Jefferson Lewis, qui a coscénarisé le film avec Tierney, parle d'un camp d'été pour adultes où les adultes égarés dans la mer francophone vivent les mêmes affres que des enfants dans un camp de vacances. «Au début, ils sont perdus, déprimés et ne pensent qu'à rentrer chez eux. À la fin, ils ne veulent plus repartir», dit le scénariste.

Francis Mankiewicz

L'idée du film a germé il y a plus de 20 ans, lorsque Jefferson Lewis est allé à l'aéroport cueillir sa soeur, une unilingue anglophone du nord de l'Ontario, qui revenait d'un camp d'immersion française à Jonquière. Son compte rendu l'a tellement fait rire que le scénariste a voulu en faire un film. Il a proposé l'idée au cinéaste Francis Mankiewicz. Les deux ont travaillé ensemble pendant quelques mois puis Mankiewicz est tombé malade. Lorsqu'il est mort, Jefferson Lewis a abandonné le projet. Il y a quelques années, lorsque Kevin Tierney est allé présenter Bon Cop, Bad Cop à Toronto, il s'est rappelé le projet et l'a décrit comme l'ancêtre des films bilingues. Il a par la suite proposé à Jefferson Lewis de reprendre le projet.

«Il y a 20 ans, la question de la langue était un sujet délicat dont on ne pouvait pas rire. Ce n'est plus le cas aujourd'hui», affirme Jefferson Lewis, un Anglo-Montréalais qui est aussi le conjoint de l'actrice Andrée Pelletier, la fille de Gérard Pelletier.

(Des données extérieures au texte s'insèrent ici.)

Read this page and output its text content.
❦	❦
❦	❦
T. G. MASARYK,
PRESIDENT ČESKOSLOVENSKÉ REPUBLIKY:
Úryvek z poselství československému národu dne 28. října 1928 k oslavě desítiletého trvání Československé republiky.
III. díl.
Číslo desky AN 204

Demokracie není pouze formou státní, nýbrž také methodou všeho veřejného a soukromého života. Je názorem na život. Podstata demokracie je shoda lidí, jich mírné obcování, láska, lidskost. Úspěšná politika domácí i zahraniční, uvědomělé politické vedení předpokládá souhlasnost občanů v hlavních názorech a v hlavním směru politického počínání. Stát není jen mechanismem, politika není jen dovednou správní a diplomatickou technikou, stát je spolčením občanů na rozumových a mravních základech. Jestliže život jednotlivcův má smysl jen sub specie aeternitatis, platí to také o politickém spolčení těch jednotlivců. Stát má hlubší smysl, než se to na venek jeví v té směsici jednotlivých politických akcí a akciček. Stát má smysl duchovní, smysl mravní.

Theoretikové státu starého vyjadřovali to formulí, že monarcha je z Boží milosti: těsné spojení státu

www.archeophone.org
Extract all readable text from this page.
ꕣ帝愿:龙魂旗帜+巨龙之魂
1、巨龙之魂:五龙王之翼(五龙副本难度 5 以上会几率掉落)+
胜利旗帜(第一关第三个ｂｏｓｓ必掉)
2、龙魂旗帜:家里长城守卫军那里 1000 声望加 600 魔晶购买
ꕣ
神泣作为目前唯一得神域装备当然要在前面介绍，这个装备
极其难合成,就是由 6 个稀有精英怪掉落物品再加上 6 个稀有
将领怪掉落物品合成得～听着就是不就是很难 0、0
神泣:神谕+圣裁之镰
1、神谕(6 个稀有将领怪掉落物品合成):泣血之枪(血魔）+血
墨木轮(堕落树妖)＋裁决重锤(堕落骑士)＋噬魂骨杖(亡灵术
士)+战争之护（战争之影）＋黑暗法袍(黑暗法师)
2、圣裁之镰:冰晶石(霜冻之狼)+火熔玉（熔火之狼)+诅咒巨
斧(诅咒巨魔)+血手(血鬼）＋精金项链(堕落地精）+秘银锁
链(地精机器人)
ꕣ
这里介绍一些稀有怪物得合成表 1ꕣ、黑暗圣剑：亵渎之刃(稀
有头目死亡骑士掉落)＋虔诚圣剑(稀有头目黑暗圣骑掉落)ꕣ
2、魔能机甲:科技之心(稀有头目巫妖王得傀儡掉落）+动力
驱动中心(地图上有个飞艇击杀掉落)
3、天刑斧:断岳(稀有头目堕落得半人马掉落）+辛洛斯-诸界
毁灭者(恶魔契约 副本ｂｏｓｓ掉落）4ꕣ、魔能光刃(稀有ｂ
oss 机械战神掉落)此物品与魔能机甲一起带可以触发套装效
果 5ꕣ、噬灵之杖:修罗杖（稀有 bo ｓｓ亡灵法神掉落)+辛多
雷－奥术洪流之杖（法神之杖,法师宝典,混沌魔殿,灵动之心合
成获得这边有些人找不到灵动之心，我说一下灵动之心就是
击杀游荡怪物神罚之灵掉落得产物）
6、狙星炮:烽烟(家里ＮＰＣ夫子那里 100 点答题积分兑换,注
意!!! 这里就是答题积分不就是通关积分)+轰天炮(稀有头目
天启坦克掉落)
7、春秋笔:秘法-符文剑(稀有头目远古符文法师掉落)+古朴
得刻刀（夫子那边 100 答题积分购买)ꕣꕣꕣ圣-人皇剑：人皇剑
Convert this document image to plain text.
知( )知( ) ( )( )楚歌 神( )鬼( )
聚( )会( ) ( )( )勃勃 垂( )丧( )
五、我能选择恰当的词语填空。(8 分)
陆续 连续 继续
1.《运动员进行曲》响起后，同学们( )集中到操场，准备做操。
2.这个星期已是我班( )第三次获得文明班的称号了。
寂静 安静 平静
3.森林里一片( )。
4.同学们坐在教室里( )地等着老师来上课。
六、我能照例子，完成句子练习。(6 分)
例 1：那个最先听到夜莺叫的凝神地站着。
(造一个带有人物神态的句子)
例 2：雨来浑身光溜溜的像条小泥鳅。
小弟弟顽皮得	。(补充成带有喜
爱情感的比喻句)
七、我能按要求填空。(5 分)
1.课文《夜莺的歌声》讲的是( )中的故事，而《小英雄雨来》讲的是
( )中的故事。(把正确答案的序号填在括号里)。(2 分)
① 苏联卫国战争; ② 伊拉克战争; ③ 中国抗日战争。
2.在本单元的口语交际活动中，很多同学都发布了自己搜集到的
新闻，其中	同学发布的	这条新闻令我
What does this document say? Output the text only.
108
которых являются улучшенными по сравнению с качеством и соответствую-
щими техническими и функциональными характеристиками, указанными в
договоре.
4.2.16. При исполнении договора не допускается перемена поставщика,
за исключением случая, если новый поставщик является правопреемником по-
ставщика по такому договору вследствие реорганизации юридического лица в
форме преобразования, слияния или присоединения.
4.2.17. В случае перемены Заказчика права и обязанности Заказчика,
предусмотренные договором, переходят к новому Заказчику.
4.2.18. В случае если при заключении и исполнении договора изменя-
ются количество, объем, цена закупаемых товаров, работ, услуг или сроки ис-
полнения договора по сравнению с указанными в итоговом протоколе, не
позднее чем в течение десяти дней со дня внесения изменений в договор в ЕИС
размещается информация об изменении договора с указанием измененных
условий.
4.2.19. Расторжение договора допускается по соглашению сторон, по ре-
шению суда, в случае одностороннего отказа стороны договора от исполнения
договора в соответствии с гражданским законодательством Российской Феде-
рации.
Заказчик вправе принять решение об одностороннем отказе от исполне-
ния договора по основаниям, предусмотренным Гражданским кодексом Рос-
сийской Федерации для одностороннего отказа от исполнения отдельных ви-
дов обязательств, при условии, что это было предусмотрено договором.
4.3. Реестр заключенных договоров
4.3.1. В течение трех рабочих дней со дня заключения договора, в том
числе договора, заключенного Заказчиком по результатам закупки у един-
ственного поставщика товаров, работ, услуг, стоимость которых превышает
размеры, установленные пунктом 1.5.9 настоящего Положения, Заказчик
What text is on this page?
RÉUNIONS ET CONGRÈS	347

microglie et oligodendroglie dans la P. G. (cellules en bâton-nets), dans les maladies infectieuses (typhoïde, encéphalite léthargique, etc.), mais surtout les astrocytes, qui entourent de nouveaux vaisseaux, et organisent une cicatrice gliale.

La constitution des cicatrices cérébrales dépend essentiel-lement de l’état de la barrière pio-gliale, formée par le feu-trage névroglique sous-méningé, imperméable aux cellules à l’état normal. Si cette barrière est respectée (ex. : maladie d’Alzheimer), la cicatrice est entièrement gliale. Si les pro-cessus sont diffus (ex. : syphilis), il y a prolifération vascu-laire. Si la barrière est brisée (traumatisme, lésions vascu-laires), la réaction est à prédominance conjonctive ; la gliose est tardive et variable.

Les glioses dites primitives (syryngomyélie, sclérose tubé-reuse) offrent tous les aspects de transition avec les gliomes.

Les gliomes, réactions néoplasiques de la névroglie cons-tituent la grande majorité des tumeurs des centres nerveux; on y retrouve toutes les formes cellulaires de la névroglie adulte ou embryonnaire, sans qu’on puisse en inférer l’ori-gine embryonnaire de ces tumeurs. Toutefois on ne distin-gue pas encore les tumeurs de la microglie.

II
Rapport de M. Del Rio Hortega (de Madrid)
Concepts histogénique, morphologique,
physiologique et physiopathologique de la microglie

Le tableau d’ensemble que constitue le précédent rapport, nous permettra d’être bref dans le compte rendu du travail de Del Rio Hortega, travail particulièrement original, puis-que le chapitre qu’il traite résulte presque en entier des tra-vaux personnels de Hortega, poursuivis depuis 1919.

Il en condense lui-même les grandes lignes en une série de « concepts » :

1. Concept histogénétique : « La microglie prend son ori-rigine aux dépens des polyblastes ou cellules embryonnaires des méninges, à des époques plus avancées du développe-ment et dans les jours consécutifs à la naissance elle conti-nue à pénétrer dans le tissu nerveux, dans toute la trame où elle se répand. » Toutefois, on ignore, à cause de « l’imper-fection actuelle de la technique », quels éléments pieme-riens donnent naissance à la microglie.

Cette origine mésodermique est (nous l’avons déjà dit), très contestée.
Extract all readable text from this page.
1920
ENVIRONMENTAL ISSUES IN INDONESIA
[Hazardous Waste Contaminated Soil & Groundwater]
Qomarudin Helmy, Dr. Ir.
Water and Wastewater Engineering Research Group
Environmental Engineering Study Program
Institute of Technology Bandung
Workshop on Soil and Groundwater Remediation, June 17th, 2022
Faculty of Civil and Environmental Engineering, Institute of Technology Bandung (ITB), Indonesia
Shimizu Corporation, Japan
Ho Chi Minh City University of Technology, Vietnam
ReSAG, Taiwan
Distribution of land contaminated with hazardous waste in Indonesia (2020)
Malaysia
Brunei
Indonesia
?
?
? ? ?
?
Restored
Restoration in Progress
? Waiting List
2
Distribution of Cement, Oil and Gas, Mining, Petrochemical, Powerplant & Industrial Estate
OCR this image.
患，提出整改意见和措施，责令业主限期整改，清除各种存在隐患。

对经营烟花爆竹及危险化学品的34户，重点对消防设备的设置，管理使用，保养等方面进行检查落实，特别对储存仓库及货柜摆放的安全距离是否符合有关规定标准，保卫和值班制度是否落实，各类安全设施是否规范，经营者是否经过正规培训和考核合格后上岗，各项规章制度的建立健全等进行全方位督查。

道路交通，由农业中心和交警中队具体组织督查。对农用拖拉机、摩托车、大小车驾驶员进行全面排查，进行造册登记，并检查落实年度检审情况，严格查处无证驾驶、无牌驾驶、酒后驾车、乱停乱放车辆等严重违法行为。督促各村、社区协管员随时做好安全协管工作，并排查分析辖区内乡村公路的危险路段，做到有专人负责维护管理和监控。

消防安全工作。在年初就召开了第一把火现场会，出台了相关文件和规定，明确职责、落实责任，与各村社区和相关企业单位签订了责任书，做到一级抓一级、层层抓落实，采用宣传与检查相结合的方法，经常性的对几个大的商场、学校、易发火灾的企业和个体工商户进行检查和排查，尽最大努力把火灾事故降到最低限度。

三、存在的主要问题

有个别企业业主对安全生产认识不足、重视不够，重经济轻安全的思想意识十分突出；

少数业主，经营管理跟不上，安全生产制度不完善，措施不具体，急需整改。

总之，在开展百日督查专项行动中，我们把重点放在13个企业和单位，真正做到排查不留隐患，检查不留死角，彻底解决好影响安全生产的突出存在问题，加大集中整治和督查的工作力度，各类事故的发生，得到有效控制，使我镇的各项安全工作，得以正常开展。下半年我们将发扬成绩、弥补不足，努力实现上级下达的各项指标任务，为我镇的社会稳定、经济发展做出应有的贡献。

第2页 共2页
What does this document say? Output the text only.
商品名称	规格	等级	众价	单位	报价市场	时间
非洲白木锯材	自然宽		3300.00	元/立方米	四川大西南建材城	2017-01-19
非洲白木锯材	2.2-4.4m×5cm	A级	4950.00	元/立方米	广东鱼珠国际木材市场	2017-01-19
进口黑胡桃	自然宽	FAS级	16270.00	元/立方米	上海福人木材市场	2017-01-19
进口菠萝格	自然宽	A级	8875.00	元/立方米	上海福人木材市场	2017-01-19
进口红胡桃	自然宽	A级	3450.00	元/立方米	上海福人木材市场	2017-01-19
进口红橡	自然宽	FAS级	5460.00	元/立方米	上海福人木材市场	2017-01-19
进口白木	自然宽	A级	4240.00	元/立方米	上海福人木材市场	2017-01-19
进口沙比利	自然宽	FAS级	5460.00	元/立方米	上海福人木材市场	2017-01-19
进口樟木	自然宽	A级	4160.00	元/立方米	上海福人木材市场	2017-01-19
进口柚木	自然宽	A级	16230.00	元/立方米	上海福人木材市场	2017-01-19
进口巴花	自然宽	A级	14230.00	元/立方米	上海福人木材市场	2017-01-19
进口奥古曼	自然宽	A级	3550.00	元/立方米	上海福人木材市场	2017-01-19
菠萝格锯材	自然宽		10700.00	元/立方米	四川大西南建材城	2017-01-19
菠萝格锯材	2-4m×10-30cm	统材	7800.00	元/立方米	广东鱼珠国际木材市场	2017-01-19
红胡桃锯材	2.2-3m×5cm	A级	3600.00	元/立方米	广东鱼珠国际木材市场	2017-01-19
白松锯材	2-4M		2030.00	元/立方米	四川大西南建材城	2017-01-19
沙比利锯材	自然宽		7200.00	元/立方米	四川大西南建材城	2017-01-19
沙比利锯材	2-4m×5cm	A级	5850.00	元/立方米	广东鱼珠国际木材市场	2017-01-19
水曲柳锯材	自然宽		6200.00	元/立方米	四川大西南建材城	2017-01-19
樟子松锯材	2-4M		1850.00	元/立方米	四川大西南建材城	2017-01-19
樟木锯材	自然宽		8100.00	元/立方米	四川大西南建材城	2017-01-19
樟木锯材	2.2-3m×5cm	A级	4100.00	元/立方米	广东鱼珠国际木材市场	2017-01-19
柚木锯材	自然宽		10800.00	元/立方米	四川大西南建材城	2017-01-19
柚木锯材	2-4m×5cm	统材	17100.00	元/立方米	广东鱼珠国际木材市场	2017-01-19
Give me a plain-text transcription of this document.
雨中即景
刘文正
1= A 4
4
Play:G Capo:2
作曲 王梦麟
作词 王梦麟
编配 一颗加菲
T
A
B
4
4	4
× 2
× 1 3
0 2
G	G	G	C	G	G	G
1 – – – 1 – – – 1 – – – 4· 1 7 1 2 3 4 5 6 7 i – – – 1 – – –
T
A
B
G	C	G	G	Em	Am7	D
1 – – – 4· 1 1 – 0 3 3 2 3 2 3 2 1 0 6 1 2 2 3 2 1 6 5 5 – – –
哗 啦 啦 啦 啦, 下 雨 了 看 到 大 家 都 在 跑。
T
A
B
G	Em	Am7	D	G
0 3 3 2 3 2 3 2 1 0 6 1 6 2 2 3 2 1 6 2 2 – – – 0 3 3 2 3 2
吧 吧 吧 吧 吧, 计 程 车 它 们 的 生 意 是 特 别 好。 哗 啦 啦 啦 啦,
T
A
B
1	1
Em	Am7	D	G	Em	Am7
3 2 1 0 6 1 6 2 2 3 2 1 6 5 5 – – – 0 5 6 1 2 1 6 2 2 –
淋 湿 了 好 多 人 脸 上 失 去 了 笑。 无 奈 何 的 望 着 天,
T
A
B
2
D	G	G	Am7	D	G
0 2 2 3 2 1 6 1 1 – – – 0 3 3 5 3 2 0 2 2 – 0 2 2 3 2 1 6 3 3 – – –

L'immersion française demeure un phénomène peu connu des Québécois, sauf évidemment ceux de Jonquière qui, depuis 40 ans, voient chaque été défiler chez eux juges, fonctionnaires et hommes politiques d'Ottawa ou de Red Deer en Alberta. Les Québécois n'ont pas de camps d'été d'immersion anglaise, sans doute parce qu'ils sont plus bilingues que la majorité des Canadiens.

Qu'à cela ne tienne. Karine Vanasse n'a pas hésité à accepter le rôle de Julie Tremblay, la prof de français qui s'amourache d'un postier de Red Dear en Alberta.

«Kevin m'a appelé au lendemain des prix Genie alors que j'étais plongée dans la problématique des deux solitudes cinématographiques. J'aimais l'idée qu'il s'agissait d'un sujet anglophone auquel les Canadiens anglais pourraient s'identifier, mais qui ferait découvrir aux Québécois une réalité qu'ils ne connaissent pas», raconte-t-elle.

Jacob Tierney

Jacob Tierney, le fils du réalisateur, et lui-même réalisateur du charmant film The Trotsky, n'a jamais fait d'immersion française. «Ce n'était pas nécessaire. Je suis un enfant de la loi 101. Je suis allé à l'école française. L'anglais chez nous n'était pas une option.»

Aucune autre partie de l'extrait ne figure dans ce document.